Bombings in 1983 against US and French troops and the US embassy marked the beginning of a 37-year wave of terrorism in Lebanon. Between 1982 and 1992, 104 foreigners were taken hostage in Lebanon, mostly Americans and Europeans.
William Francis Buckley, the former head of the CIA’s Beirut office, was kidnapped by the Islamic Jihad in March 1984 and declared dead in October 1985. His remains were found in a plastic bag on the side of a Beirut road in 1991.

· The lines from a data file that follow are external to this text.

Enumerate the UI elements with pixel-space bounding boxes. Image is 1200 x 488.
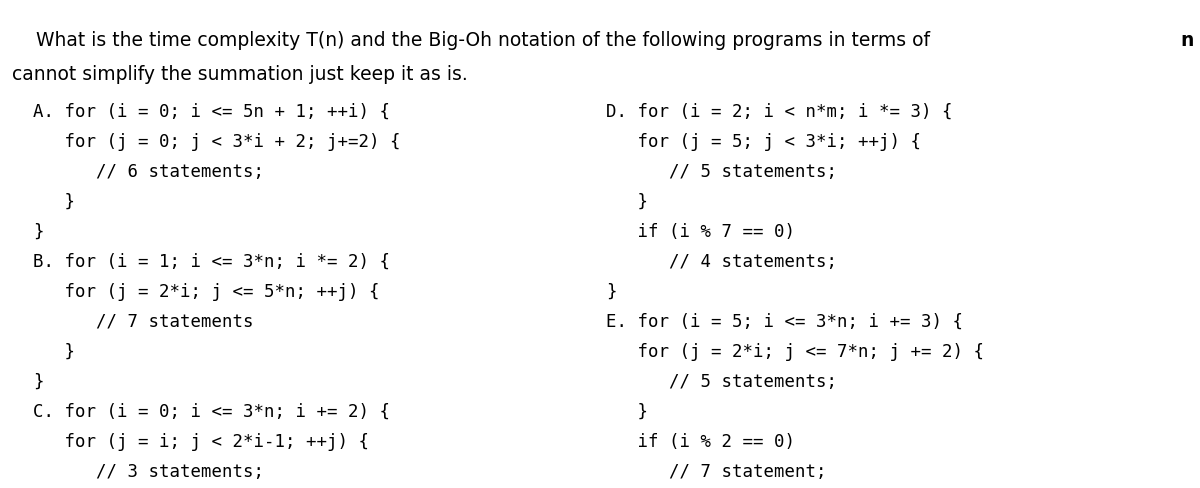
Text: What is the time complexity T(n) and the Big-Oh notation of the following progra: What is the time complexity T(n) and the… [12,31,936,50]
Text: }: } [606,282,617,300]
Text: // 5 statements;: // 5 statements; [606,372,836,390]
Text: // 7 statement;: // 7 statement; [606,462,827,480]
Text: }: } [34,372,43,390]
Text: for (j = 5; j < 3*i; ++j) {: for (j = 5; j < 3*i; ++j) { [606,133,920,151]
Text: D. for (i = 2; i < n*m; i *= 3) {: D. for (i = 2; i < n*m; i *= 3) { [606,103,953,121]
Text: }: } [34,193,76,210]
Text: E. for (i = 5; i <= 3*n; i += 3) {: E. for (i = 5; i <= 3*n; i += 3) { [606,312,962,330]
Text: for (j = i; j < 2*i-1; ++j) {: for (j = i; j < 2*i-1; ++j) { [34,432,370,449]
Text: C. for (i = 0; i <= 3*n; i += 2) {: C. for (i = 0; i <= 3*n; i += 2) { [34,402,390,420]
Text: // 5 statements;: // 5 statements; [606,163,836,181]
Text: cannot simplify the summation just keep it as is.: cannot simplify the summation just keep … [12,64,468,83]
Text: A. for (i = 0; i <= 5n + 1; ++i) {: A. for (i = 0; i <= 5n + 1; ++i) { [34,103,390,121]
Text: if (i % 7 == 0): if (i % 7 == 0) [606,223,794,241]
Text: // 7 statements: // 7 statements [34,312,253,330]
Text: }: } [34,223,43,241]
Text: for (j = 2*i; j <= 5*n; ++j) {: for (j = 2*i; j <= 5*n; ++j) { [34,282,379,300]
Text: for (j = 2*i; j <= 7*n; j += 2) {: for (j = 2*i; j <= 7*n; j += 2) { [606,342,984,360]
Text: for (j = 0; j < 3*i + 2; j+=2) {: for (j = 0; j < 3*i + 2; j+=2) { [34,133,401,151]
Text: }: } [606,402,648,420]
Text: // 3 statements;: // 3 statements; [34,462,264,480]
Text: }: } [606,193,648,210]
Text: and: and [1198,31,1200,50]
Text: B. for (i = 1; i <= 3*n; i *= 2) {: B. for (i = 1; i <= 3*n; i *= 2) { [34,252,390,270]
Text: // 4 statements;: // 4 statements; [606,252,836,270]
Text: n: n [1181,31,1194,50]
Text: // 6 statements;: // 6 statements; [34,163,264,181]
Text: if (i % 2 == 0): if (i % 2 == 0) [606,432,794,449]
Text: }: } [34,342,76,360]
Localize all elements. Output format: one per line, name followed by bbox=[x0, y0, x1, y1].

American Peter Kilburn and Britons Leigh Douglas and Philip Padfield, employees of the American University of Beirut, were kidnapped in April 1986 and their bodies discovered days later near the city. An organization calling itself the Revolutionary Organization of Socialist Muslims claimed it executed the three men in retaliation for American air strikes on Libya that month.
Michel Seurat, a French sociologist, was kidnapped in February 1986 and later declared executed by the Islamic Jihad. His body was found in October 2005.
While the perpetrators of many of these violent terrorist acts remained mostly unidentified, suspicion inevitably fell on Hezbollah.